An iceberg is melting faster than conventional models report, according to a new study by mathematics at the University of Sydney. The researchers have proposed a new model to represent the melting speed of icebergs to oceans.
Their findings, published in Wet corporate review, has an impact on seafarers and climate scientists.
Lead author and PhD student Eric Hester said: “While an iceberg is only one part of the global climate system, our developed model provides us with a dial that we can tune to conventional climate. to capture the changing climate of the Earth. ”
Conventional models, incorporated into the approach taken by the Intergovernmental Panel on Climate Change, assume that an iceberg is melting uniformly in currents. ocean. However, Mr Hester and his colleagues have shown that an iceberg does not melt uniformly and melts at different speeds depending on the shape.
“Polar ice sheets contain around 70 per cent of the world’s freshwater and we know that climate change is causing these ice sheets to decline,” said Mr Hester, a doctoral student at the School. Mathematics & Statistics.
“Some of this ice loss is straight from the ice sheets, but about half of the total ice loss from Greenland and Antarctica occurs when an iceberg melts in the ocean, so it’s understandable. this process is important.
“Our model shows that an iceberg is melting at faster rates than conventional models,” he said.
In addition to his importance for shaping the changing nature of ice sheets, Mr Hester said his research would help us better understand the effects of ice melting on ocean currents.
“Ocean circulation is the reason Britain is not as cold as Alberta, Canada, despite being at the same level,” Mr Hester said.
The Gulf Stream, which brings warmer water from the tropics across the Atlantic, keeps western Europe calmer than it would otherwise be, he said.
“That flow could be closed if too much fresh water is thrown into the system at one time, so it’s vital that we understand the process of iceberg and ice melting.”
Where and when the freshwater is released, and how it affects the ocean, depends in part on the rate at which an iceberg melts.
Co-author Dr Geoffrey Vasil from the University of Sydney said: “Previous work involving the inclusion of an iceberg in climate simulations has used very simple melting models. We wanted to see how accurate these were and if we could make progress on them. ”
Mr Hester said their models have been tested in a trial – and collectors’ comments show that the sides of icebergs are melting about twice as fast as their base. For an ocean-moving iceberg, melting at the front can be three or four times faster than the old models predicted.
“The old models assumed that there was an iceberg of stationery will not melt at all, but our tests show a melting point of about a millimeter per minute, ”said Mr Hester.
“In an iceberg moving in oceans, the melting at the base can be up to 30 percent faster than in older models.”
The research shows that the shape of an iceberg is important. As the sides melt faster, a wide iceberg melts more slowly but a narrower iceberg melts faster.
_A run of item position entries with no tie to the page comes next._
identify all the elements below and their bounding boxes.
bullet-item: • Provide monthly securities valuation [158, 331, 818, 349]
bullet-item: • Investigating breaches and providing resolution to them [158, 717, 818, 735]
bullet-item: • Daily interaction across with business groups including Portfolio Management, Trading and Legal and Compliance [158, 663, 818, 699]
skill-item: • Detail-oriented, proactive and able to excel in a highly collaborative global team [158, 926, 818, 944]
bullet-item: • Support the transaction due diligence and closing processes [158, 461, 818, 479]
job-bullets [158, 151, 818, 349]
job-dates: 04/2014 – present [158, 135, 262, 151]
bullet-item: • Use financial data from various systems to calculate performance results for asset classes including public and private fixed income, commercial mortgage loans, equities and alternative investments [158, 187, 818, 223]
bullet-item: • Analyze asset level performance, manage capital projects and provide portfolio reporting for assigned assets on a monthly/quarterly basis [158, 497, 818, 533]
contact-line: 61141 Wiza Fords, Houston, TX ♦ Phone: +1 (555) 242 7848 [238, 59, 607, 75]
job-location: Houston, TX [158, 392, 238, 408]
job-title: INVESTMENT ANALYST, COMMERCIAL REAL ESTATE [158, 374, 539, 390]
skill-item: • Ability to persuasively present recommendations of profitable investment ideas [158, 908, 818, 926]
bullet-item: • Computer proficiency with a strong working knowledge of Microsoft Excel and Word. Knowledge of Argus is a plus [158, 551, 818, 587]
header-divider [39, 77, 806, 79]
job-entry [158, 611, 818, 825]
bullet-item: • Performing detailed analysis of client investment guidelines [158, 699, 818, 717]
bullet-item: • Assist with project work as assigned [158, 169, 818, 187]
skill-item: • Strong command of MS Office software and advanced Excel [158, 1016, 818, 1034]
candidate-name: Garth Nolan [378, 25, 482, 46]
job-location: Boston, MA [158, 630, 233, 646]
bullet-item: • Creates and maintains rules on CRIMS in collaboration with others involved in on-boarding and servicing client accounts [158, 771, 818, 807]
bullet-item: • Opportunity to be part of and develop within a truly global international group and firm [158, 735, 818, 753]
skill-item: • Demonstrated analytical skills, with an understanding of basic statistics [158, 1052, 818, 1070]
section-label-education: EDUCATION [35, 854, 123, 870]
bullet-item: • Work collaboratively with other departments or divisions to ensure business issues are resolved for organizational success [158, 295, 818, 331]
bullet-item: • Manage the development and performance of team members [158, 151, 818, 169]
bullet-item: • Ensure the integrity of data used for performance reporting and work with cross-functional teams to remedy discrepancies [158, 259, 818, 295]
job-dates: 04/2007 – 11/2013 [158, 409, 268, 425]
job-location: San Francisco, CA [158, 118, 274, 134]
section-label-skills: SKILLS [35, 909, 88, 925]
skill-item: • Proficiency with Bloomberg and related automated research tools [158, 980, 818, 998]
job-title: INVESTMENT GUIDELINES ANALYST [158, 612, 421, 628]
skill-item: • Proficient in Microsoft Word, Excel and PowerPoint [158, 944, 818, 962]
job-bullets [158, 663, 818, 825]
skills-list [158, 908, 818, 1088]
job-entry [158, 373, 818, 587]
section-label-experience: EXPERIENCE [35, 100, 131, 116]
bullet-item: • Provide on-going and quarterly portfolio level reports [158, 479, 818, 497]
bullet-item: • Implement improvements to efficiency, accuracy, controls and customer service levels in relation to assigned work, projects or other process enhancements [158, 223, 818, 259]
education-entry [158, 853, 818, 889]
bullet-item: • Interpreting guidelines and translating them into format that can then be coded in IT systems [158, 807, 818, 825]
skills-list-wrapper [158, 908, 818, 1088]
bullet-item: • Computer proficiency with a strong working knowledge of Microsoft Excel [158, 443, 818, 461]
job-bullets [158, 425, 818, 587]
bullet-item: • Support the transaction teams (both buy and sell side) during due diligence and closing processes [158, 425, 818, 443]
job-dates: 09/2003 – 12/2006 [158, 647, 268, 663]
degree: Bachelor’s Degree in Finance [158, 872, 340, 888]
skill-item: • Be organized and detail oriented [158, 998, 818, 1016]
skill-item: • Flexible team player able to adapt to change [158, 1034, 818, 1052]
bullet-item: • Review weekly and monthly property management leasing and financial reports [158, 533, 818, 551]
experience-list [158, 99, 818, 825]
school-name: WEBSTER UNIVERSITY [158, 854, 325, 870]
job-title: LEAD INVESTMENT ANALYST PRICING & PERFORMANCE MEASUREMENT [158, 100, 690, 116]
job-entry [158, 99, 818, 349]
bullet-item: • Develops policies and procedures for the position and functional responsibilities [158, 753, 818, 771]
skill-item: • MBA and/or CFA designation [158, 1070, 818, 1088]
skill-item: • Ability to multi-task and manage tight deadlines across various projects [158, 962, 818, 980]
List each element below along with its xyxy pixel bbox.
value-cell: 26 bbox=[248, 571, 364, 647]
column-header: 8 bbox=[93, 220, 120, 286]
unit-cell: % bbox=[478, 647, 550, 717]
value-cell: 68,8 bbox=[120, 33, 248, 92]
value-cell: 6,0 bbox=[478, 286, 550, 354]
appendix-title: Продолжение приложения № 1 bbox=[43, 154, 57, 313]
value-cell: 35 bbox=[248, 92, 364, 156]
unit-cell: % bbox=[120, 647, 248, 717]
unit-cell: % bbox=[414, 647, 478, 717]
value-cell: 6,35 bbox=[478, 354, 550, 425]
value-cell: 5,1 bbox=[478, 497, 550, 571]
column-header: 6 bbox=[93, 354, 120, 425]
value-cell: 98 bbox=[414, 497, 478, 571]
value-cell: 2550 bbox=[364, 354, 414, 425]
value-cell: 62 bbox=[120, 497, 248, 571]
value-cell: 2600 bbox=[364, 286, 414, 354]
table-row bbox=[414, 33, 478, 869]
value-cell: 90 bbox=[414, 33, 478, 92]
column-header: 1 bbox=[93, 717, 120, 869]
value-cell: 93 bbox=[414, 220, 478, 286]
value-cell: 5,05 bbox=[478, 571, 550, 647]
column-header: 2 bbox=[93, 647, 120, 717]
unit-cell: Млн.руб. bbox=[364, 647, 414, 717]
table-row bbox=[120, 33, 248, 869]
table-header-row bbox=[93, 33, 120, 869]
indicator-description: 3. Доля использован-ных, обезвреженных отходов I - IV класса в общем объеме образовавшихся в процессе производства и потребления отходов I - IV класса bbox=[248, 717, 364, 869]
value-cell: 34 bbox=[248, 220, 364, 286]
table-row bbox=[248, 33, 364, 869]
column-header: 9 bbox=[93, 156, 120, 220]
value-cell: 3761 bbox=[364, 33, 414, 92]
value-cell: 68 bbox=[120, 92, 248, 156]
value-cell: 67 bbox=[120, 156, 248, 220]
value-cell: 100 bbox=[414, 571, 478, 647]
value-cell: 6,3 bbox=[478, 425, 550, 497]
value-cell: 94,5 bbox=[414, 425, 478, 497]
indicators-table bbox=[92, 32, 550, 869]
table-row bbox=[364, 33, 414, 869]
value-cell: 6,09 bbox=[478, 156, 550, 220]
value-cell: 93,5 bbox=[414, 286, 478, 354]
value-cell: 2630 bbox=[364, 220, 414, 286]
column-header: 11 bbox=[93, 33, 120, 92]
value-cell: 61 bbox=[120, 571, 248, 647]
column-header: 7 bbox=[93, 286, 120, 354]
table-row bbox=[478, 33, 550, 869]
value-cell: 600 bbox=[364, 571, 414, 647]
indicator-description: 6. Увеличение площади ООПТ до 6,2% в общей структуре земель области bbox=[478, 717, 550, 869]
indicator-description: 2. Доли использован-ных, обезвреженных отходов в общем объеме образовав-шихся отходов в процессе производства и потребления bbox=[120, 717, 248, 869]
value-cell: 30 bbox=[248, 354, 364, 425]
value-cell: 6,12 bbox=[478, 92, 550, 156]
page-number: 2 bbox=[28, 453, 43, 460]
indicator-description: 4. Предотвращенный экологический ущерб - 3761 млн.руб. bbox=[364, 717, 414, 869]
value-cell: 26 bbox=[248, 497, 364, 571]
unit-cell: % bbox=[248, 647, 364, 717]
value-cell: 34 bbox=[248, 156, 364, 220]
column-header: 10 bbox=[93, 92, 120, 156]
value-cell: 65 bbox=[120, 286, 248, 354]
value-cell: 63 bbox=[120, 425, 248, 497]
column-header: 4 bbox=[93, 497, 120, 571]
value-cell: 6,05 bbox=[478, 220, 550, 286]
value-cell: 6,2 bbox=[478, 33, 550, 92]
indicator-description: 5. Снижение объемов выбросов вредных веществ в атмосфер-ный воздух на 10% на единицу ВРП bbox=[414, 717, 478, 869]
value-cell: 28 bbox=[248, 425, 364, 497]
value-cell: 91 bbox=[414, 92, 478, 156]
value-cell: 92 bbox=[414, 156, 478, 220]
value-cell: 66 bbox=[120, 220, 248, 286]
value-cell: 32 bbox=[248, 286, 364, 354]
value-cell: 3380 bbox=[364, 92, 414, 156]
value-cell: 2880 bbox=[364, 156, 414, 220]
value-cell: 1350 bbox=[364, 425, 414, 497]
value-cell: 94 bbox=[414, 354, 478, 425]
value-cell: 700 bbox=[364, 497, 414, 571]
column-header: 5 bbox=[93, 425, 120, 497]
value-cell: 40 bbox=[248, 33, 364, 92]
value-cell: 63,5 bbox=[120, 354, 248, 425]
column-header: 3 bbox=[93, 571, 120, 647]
“Our paper proposes a very simple model that describes the shape of an iceberg, as a prototype for an improved model of iceberg melting,” said Dr Vasil.
To test these models, the researchers first developed small samples of ice dissolved in salt water.
“We are confident that this modeling captures enough of the complexity so that we now have a better way of explaining how an iceberg is melting,” said Mr Hester.
Dr Vasil, Mr Hester’s PhD supervisor, said: “Before Eric embarked on his PhD, the computer devices to model these systems did not exist.
“Eric took a very simple prototype and made it work wonderfully on the complex ice-melting problem.”
Dr Vasil said these techniques can be applied to many other systems, including melting glaciers or melting frozen sea ice.
“But it doesn’t end there. Astrobiologists could use his techniques to better understand ice branches such as Enceladus Saturn, a candidate for finding life elsewhere in the Solar System. ”
The research was conducted in collaboration with scientists from the British Antarctic Study, the University of Canterbury in New Zealand and the Woods Hole Institute of Marine Science in Massachusetts, USA.
DOWNLOAD video of the exam, the academic paper and photos at this link.
EMBED YouTube video description (30 seconds) at this link.
READ an article about the research by the American Corporate Association at this link.